Em Curitiba, frente à Superintendência Regional da Policia Federal os trabalhadores estão acampados desde a manhã do dia 25/02. Eles também levaram à superintendência um enorme elefante branco, simbolizando o destino dado aos inquéritos policiais da PF.
 
“Nossos salários estão congelados há sete anos, ao contrário dos vencimentos dos delegados que estão sendo atualizados constantemente”, diz o presidente do SINPEF/PR, Fernando Vicentine. O dirigente sindical lembrou que desde o ano passado os sindicatos e a federação dos policiais vêm tentando negociar com o governo federal a questão da valorização do efetivo policial federal e aumento do quadro de trabalhadores que está defasado há mais de 10 anos. Ele cita o caso paranaense. “Temos apenas 580 policiais federais para atender todo estado do Paraná, quando seriam necessários no mínimo 1.500”. Vicentine falou ainda das questões relacionadas à saúde dos policiais. “ O assédio moral é constante e registramos somente em 2013, 11 casos de suicídio entre companheiros de trabalho”.
 
Elefante branco


 
O SINPEF/PR distribuiu à imprensa um relatório com as estatísticas do desdobramento e conclusão dos inquéritos policiais federais.
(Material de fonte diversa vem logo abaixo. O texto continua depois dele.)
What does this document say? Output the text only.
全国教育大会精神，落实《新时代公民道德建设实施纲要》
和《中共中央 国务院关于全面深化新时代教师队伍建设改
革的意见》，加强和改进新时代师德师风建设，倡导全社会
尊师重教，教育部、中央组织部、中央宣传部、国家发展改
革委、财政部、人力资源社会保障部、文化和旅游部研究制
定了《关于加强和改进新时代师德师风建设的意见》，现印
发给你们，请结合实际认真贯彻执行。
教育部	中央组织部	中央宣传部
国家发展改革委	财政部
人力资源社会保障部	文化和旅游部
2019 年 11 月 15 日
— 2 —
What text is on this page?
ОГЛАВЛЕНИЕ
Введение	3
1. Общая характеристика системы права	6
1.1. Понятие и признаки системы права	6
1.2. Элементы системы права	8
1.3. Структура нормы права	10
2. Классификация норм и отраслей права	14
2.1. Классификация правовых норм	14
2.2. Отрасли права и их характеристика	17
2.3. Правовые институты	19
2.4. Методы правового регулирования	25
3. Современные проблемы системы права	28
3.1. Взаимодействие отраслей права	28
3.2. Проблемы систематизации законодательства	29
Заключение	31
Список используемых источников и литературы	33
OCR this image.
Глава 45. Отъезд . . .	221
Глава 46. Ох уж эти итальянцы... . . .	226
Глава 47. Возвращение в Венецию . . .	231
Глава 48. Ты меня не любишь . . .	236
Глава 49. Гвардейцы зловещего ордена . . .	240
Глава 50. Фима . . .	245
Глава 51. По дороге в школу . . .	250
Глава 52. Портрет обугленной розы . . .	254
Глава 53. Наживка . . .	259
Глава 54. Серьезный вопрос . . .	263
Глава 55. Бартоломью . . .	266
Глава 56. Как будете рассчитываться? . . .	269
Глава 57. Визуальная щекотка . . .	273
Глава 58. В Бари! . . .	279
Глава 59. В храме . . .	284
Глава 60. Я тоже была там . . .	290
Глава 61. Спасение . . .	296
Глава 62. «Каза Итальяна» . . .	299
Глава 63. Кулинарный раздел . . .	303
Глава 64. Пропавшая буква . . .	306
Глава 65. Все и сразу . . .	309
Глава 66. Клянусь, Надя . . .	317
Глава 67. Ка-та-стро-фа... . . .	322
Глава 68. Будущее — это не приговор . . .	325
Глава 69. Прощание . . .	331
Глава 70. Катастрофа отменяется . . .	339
Na avaliação do sindicato houve no Paraná uma redução de 51% no número de indiciamentos e o tipo de inquérito que mais teve prejuízo com essa redução é o de crimes do colarinho branco e lavagem de dinheiro. “Hoje para fazermos qualquer investigação desse tipo nós temos que informar o ministro da Justiça. Há um controle político sobre a investigação”, afirma Vicentine. Ele diz que apenas 0,1% dos presos no país estão relacionados ao crime do colarinho branco. Nos dados apresentados pelo sindicato, houve uma queda nacional de 60,59% no número de indiciamentos. Em 2010 foram 46.502 casos e em 2013 apenas 18.325. “Isso significa que há uma criminalidade agindo impunemente em nosso país”, diz Fernando Vicentine.
 
“É importante a população saber que o efetivo da policia federal não parou as atividades apenas por questões salariais. Esta havendo um verdadeiro  sucateamento da estrutura da policia federal no país. Nossas fronteiras estão sem vigilância, os portos servem de entrada de saída de drogas e armas e o governo não acena com a modernização da policia federal. Perguntamos: quem está sendo beneficiado com esse sucateamento? O ônus desse abandono nós vemos diariamente nas ‘cracolândias’ e no armamento pesado usado por marginais em assaltos, sequestros e assassinatos”, desabafa Fernando Vicentine.